On Wall Street, Big Tech has been swept away by the stock market storm

Posted on Oct 31, 2022 6:42 AMUpdated on Oct 31, 2022 at 6:43 am

The stock market week that just ended felt like a warning for “Big Tech”. There is no longer any question of preferential treatment for the stars of Wall Street. With rising rates, the situation has changed and the time for indulgence is over.

The brutality of the reactions to the publication of the quarterly results of the powerful Gafam (Google-Alphabet, Facebook-Meta, Amazon, Microsoft and Apple) testifies to this. Alphabet fell 9% on Wednesday and Microsoft 7.7%. Meta, whose strategy once again cast serious doubt on investors, fell 24% the next day. Amazon lost 7% on Friday. Only Apple survived, after punishments of rare violence. The company’s apple results were greeted with a gain of 7.5% on Friday.

So certainly, this positive note, combined with the drop in rates in the bond market, allowed the market to breathe. The Nasdaq, the index with a strong technological coloring on Wall Street, reached 2.87% during the session, which even enabled it to end the week in the green (+2.2%).

The wind has turned

But the tide really turned. And the deflation of the tech bubble, which began by affecting smaller or less profitable stocks, is also affecting the valuations of Wall Street behemoths. 2022 is not 2000, however. We remember a small online bookstore, Amazon, which then lost more than 90% of its value, and Apple which was dissolved by more than 80%.

Today, Apple, Microsoft, Google and Amazon remain stalwarts in the market.
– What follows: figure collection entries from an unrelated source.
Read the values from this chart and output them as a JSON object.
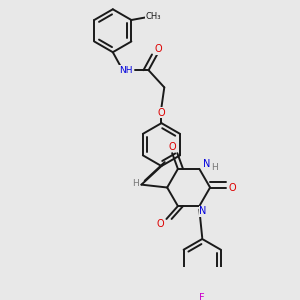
{
  "background_color": "#e8e8e8",
  "bond_color": "#1a1a1a",
  "bond_width": 1.4,
  "figsize": [
    3.0,
    3.0
  ],
  "dpi": 100,
  "colors": {
    "N": "#0000dd",
    "O": "#dd0000",
    "F": "#cc00cc",
    "H": "#777777",
    "C": "#1a1a1a"
  }
}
They are the only global companies with Saudi Aramco to exceed 1,000 billion dollars in capitalization. Even after this year’s spectacular fall: The stock prices of Google and Microsoft fell by about 35% and Amazon lost 50%. Apple, with a fall limited to 15% compared to its last record, even maintained a status of “safe haven” for investors. The Nasdaq as a whole is down 32% year-to-date.

Only Meta really took off. Facebook’s parent company, once one of the top five US capitalizations, now ranks 21ste listed company across the Atlantic. The size of the stock market correction is proportional to the level of investor concern.

More free passes

As David Older explains in Carmignac, Big Tech no longer benefits from privileges. “In an economic downturn, investors want to see these companies tackle the issue of protecting margins and spending discipline, and they often fail. Analysts, for example, expect Alphabet to take 6,000 people in the third quarter alone, but the group eventually hired more than 12,000 people.
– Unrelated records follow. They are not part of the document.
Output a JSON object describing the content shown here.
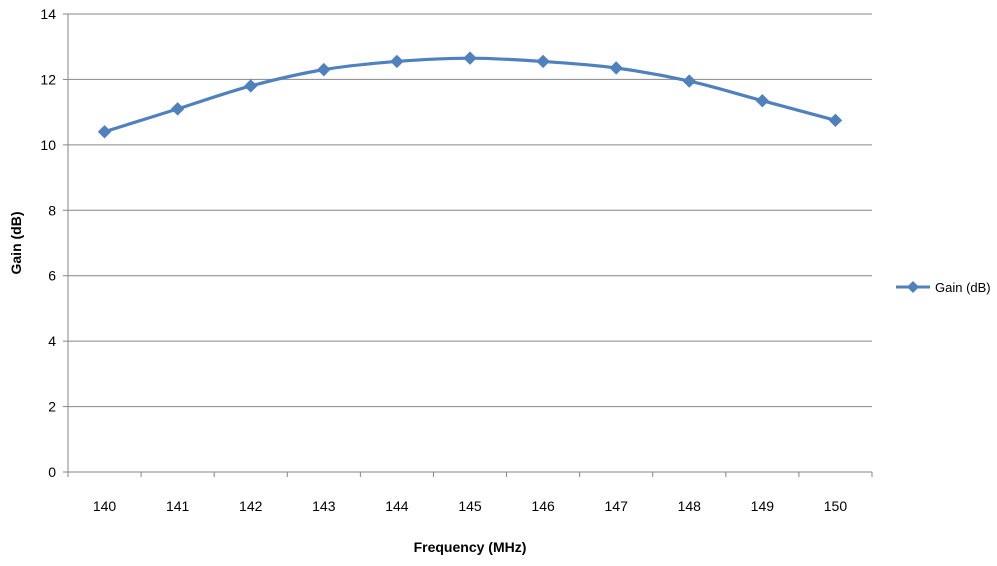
{
  "chart_data": {
    "type": "line",
    "title": "",
    "xlabel": "Frequency (MHz)",
    "ylabel": "Gain (dB)",
    "x": [
      140,
      141,
      142,
      143,
      144,
      145,
      146,
      147,
      148,
      149,
      150
    ],
    "series": [
      {
        "name": "Gain (dB)",
        "values": [
          10.4,
          11.1,
          11.8,
          12.3,
          12.55,
          12.65,
          12.55,
          12.35,
          11.95,
          11.35,
          10.75
        ],
        "color": "#4F81BD",
        "marker": "diamond"
      }
    ],
    "ylim": [
      0,
      14
    ],
    "yticks": [
      0,
      2,
      4,
      6,
      8,
      10,
      12,
      14
    ],
    "xticks": [
      "140",
      "141",
      "142",
      "143",
      "144",
      "145",
      "146",
      "147",
      "148",
      "149",
      "150"
    ],
    "grid": true,
    "legend_position": "right",
    "gridline_color": "#868686"
  }
}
Like all other listed companies, the Internet giants must now convince the markets of their serious budget and their ability to adapt to a less energetic environment. “Investors are wondering if some of these companies have become too large to show enough flexibility to protect their margins during the recession”, continued the manager.

Values ​​evolve

“This is the law of large numbers,” agrees Jacques-Aurélien Marcireau of Edmond de Rothschild AM. “Google accounts for about 50% of online advertising, which itself represents about half of global advertising budgets,” he recalls. “However, when growth slows down, optional spending is cut first, especially advertising. It would be an illusion to believe that Google will be saved in such a context. »
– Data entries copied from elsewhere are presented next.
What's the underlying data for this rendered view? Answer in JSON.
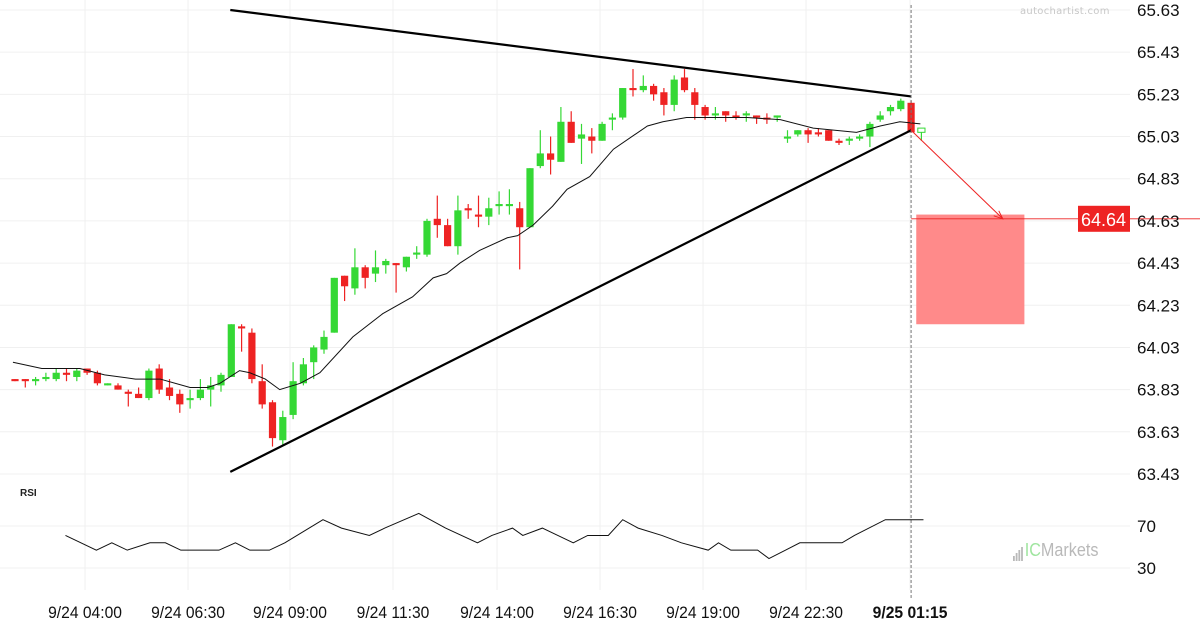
{
  "watermarks": {
    "site": "autochartist.com",
    "broker_ic": "IC",
    "broker_rest": "Markets"
  },
  "colors": {
    "up": "#35d835",
    "down": "#ee2323",
    "zone": "#ff8a8a",
    "forecast": "#ee2323",
    "ma": "#111111",
    "trend": "#000000",
    "grid": "#f0f0f0"
  },
  "chart_data": {
    "type": "candlestick",
    "title": "",
    "price_axis": {
      "ticks": [
        "65.63",
        "65.43",
        "65.23",
        "65.03",
        "64.83",
        "64.63",
        "64.43",
        "64.23",
        "64.03",
        "63.83",
        "63.63",
        "63.43"
      ],
      "range": [
        63.43,
        65.63
      ]
    },
    "time_axis": {
      "labels": [
        {
          "index": 6.8,
          "text": "9/24 04:00",
          "bold": false
        },
        {
          "index": 16.8,
          "text": "9/24 06:30",
          "bold": false
        },
        {
          "index": 26.7,
          "text": "9/24 09:00",
          "bold": false
        },
        {
          "index": 36.7,
          "text": "9/24 11:30",
          "bold": false
        },
        {
          "index": 46.8,
          "text": "9/24 14:00",
          "bold": false
        },
        {
          "index": 56.8,
          "text": "9/24 16:30",
          "bold": false
        },
        {
          "index": 66.8,
          "text": "9/24 19:00",
          "bold": false
        },
        {
          "index": 76.8,
          "text": "9/24 22:30",
          "bold": false
        },
        {
          "index": 86.9,
          "text": "9/25 01:15",
          "bold": true
        }
      ]
    },
    "candles_ohlc": [
      [
        63.88,
        63.88,
        63.87,
        63.87
      ],
      [
        63.88,
        63.88,
        63.84,
        63.87
      ],
      [
        63.87,
        63.89,
        63.85,
        63.88
      ],
      [
        63.88,
        63.91,
        63.87,
        63.89
      ],
      [
        63.88,
        63.93,
        63.87,
        63.91
      ],
      [
        63.91,
        63.93,
        63.87,
        63.9
      ],
      [
        63.89,
        63.93,
        63.87,
        63.92
      ],
      [
        63.93,
        63.93,
        63.9,
        63.91
      ],
      [
        63.91,
        63.92,
        63.85,
        63.86
      ],
      [
        63.85,
        63.86,
        63.85,
        63.86
      ],
      [
        63.85,
        63.86,
        63.83,
        63.83
      ],
      [
        63.82,
        63.83,
        63.75,
        63.81
      ],
      [
        63.81,
        63.84,
        63.79,
        63.79
      ],
      [
        63.79,
        63.93,
        63.78,
        63.92
      ],
      [
        63.93,
        63.95,
        63.81,
        63.83
      ],
      [
        63.84,
        63.88,
        63.78,
        63.8
      ],
      [
        63.81,
        63.83,
        63.72,
        63.76
      ],
      [
        63.78,
        63.83,
        63.74,
        63.79
      ],
      [
        63.79,
        63.88,
        63.78,
        63.83
      ],
      [
        63.83,
        63.89,
        63.75,
        63.85
      ],
      [
        63.85,
        63.91,
        63.82,
        63.9
      ],
      [
        63.89,
        64.14,
        63.89,
        64.14
      ],
      [
        64.13,
        64.14,
        64.01,
        64.12
      ],
      [
        64.1,
        64.12,
        63.86,
        63.88
      ],
      [
        63.87,
        63.95,
        63.74,
        63.76
      ],
      [
        63.77,
        63.78,
        63.56,
        63.6
      ],
      [
        63.59,
        63.73,
        63.57,
        63.7
      ],
      [
        63.71,
        63.96,
        63.69,
        63.87
      ],
      [
        63.86,
        63.98,
        63.85,
        63.95
      ],
      [
        63.96,
        64.04,
        63.88,
        64.03
      ],
      [
        64.02,
        64.11,
        64.0,
        64.08
      ],
      [
        64.1,
        64.36,
        64.1,
        64.36
      ],
      [
        64.37,
        64.37,
        64.25,
        64.32
      ],
      [
        64.31,
        64.5,
        64.28,
        64.41
      ],
      [
        64.41,
        64.42,
        64.31,
        64.36
      ],
      [
        64.38,
        64.49,
        64.34,
        64.41
      ],
      [
        64.42,
        64.45,
        64.38,
        64.44
      ],
      [
        64.43,
        64.43,
        64.29,
        64.42
      ],
      [
        64.41,
        64.46,
        64.39,
        64.46
      ],
      [
        64.47,
        64.51,
        64.45,
        64.48
      ],
      [
        64.47,
        64.64,
        64.46,
        64.63
      ],
      [
        64.64,
        64.75,
        64.55,
        64.61
      ],
      [
        64.61,
        64.64,
        64.51,
        64.51
      ],
      [
        64.51,
        64.75,
        64.47,
        64.68
      ],
      [
        64.69,
        64.71,
        64.64,
        64.68
      ],
      [
        64.66,
        64.75,
        64.6,
        64.65
      ],
      [
        64.65,
        64.74,
        64.61,
        64.69
      ],
      [
        64.7,
        64.77,
        64.66,
        64.71
      ],
      [
        64.7,
        64.78,
        64.66,
        64.71
      ],
      [
        64.69,
        64.72,
        64.4,
        64.6
      ],
      [
        64.6,
        64.88,
        64.6,
        64.88
      ],
      [
        64.89,
        65.06,
        64.88,
        64.95
      ],
      [
        64.95,
        65.03,
        64.85,
        64.92
      ],
      [
        64.91,
        65.17,
        64.91,
        65.1
      ],
      [
        65.1,
        65.15,
        65.0,
        65.0
      ],
      [
        65.02,
        65.09,
        64.9,
        65.04
      ],
      [
        65.03,
        65.07,
        64.95,
        65.01
      ],
      [
        65.01,
        65.1,
        65.01,
        65.09
      ],
      [
        65.11,
        65.14,
        65.06,
        65.12
      ],
      [
        65.12,
        65.26,
        65.11,
        65.26
      ],
      [
        65.26,
        65.35,
        65.22,
        65.25
      ],
      [
        65.25,
        65.32,
        65.24,
        65.27
      ],
      [
        65.27,
        65.28,
        65.2,
        65.23
      ],
      [
        65.24,
        65.26,
        65.13,
        65.18
      ],
      [
        65.18,
        65.32,
        65.15,
        65.3
      ],
      [
        65.31,
        65.35,
        65.24,
        65.25
      ],
      [
        65.24,
        65.26,
        65.11,
        65.18
      ],
      [
        65.17,
        65.18,
        65.11,
        65.13
      ],
      [
        65.13,
        65.17,
        65.11,
        65.14
      ],
      [
        65.15,
        65.15,
        65.1,
        65.13
      ],
      [
        65.13,
        65.15,
        65.11,
        65.12
      ],
      [
        65.13,
        65.15,
        65.1,
        65.14
      ],
      [
        65.13,
        65.13,
        65.09,
        65.12
      ],
      [
        65.12,
        65.14,
        65.09,
        65.11
      ],
      [
        65.12,
        65.13,
        65.1,
        65.13
      ],
      [
        65.02,
        65.06,
        65.0,
        65.03
      ],
      [
        65.04,
        65.06,
        65.03,
        65.06
      ],
      [
        65.06,
        65.07,
        65.0,
        65.04
      ],
      [
        65.05,
        65.07,
        65.03,
        65.04
      ],
      [
        65.06,
        65.06,
        65.01,
        65.01
      ],
      [
        65.01,
        65.02,
        64.99,
        65.0
      ],
      [
        65.01,
        65.03,
        64.99,
        65.02
      ],
      [
        65.02,
        65.04,
        65.01,
        65.03
      ],
      [
        65.03,
        65.1,
        64.98,
        65.09
      ],
      [
        65.11,
        65.15,
        65.1,
        65.13
      ],
      [
        65.15,
        65.18,
        65.13,
        65.17
      ],
      [
        65.16,
        65.21,
        65.15,
        65.2
      ],
      [
        65.19,
        65.2,
        65.05,
        65.05
      ],
      [
        65.05,
        65.07,
        65.01,
        65.07
      ]
    ],
    "last_candle_hollow": true,
    "moving_average": [
      [
        -0.2,
        63.96
      ],
      [
        2.6,
        63.93
      ],
      [
        6.3,
        63.93
      ],
      [
        8.7,
        63.9
      ],
      [
        11.7,
        63.88
      ],
      [
        14.1,
        63.88
      ],
      [
        17,
        63.84
      ],
      [
        18.7,
        63.84
      ],
      [
        19.9,
        63.86
      ],
      [
        21.8,
        63.92
      ],
      [
        22.8,
        63.91
      ],
      [
        24.3,
        63.88
      ],
      [
        25.7,
        63.83
      ],
      [
        27.7,
        63.86
      ],
      [
        29.6,
        63.91
      ],
      [
        32.8,
        64.08
      ],
      [
        35.7,
        64.19
      ],
      [
        38.6,
        64.27
      ],
      [
        40.6,
        64.36
      ],
      [
        41.9,
        64.38
      ],
      [
        43.2,
        64.43
      ],
      [
        45.1,
        64.49
      ],
      [
        47.8,
        64.55
      ],
      [
        48.8,
        64.56
      ],
      [
        50.3,
        64.61
      ],
      [
        52.2,
        64.7
      ],
      [
        53.6,
        64.78
      ],
      [
        55.8,
        64.84
      ],
      [
        58.1,
        64.97
      ],
      [
        61.4,
        65.08
      ],
      [
        62.9,
        65.1
      ],
      [
        65.2,
        65.12
      ],
      [
        71.1,
        65.12
      ],
      [
        74.3,
        65.11
      ],
      [
        77.5,
        65.07
      ],
      [
        81.7,
        65.05
      ],
      [
        84,
        65.08
      ],
      [
        85.9,
        65.1
      ],
      [
        87.9,
        65.09
      ]
    ],
    "trendlines": [
      {
        "name": "resistance",
        "from": [
          20.9,
          65.63
        ],
        "to": [
          87,
          65.22
        ]
      },
      {
        "name": "support",
        "from": [
          20.9,
          63.44
        ],
        "to": [
          87,
          65.06
        ]
      }
    ],
    "current_index": 87,
    "forecast": {
      "from": [
        87,
        65.06
      ],
      "to": [
        95.9,
        64.64
      ],
      "target_label": "64.64",
      "target_price": 64.64,
      "zone": {
        "start": 87.5,
        "end": 98,
        "top": 64.66,
        "bottom": 64.14
      }
    },
    "rsi": {
      "title": "RSI",
      "ticks": [
        "70",
        "30"
      ],
      "levels": [
        70,
        30
      ],
      "points": [
        [
          4.9,
          61
        ],
        [
          7.9,
          47
        ],
        [
          9.4,
          54
        ],
        [
          10.9,
          47
        ],
        [
          13.1,
          54
        ],
        [
          14.6,
          54
        ],
        [
          16.1,
          47
        ],
        [
          19.8,
          47
        ],
        [
          21.4,
          54
        ],
        [
          22.8,
          47
        ],
        [
          24.7,
          47
        ],
        [
          26.2,
          54
        ],
        [
          29.9,
          76
        ],
        [
          31.7,
          68
        ],
        [
          34.4,
          61
        ],
        [
          35.9,
          68
        ],
        [
          39.2,
          82
        ],
        [
          41.8,
          68
        ],
        [
          44.9,
          54
        ],
        [
          46.3,
          61
        ],
        [
          48.3,
          68
        ],
        [
          49.3,
          61
        ],
        [
          51.2,
          68
        ],
        [
          52.7,
          61
        ],
        [
          54.2,
          54
        ],
        [
          55.6,
          61
        ],
        [
          57.6,
          61
        ],
        [
          59,
          76
        ],
        [
          60.5,
          68
        ],
        [
          62.8,
          61
        ],
        [
          64.7,
          54
        ],
        [
          67.3,
          47
        ],
        [
          68.3,
          54
        ],
        [
          69.5,
          47
        ],
        [
          72.1,
          47
        ],
        [
          73.2,
          39
        ],
        [
          74.8,
          47
        ],
        [
          76.2,
          54
        ],
        [
          80.3,
          54
        ],
        [
          81.5,
          61
        ],
        [
          84.5,
          76
        ],
        [
          88.2,
          76
        ]
      ]
    }
  }
}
Has the market been cleared? According to one of the measures favored by analysts, the PER, or the next year’s expected earnings relative to the share price, Google has not been very affordable since 2012 at about 15 times the expected income in 2023 while its price is at its lowest. from January 2021 only. Similarly, Microsoft’s PER returned to its 2017 level of 22, after exceeding 35 at the end of last year. Its price has just returned to its March 2021 level.

“After more than two years of excess, Big Tech valuations are becoming attractive again,” said Jacques-Aurélien Marcireau. “But that doesn’t mean you have to buy everything together, some companies won’t do it,” he warned.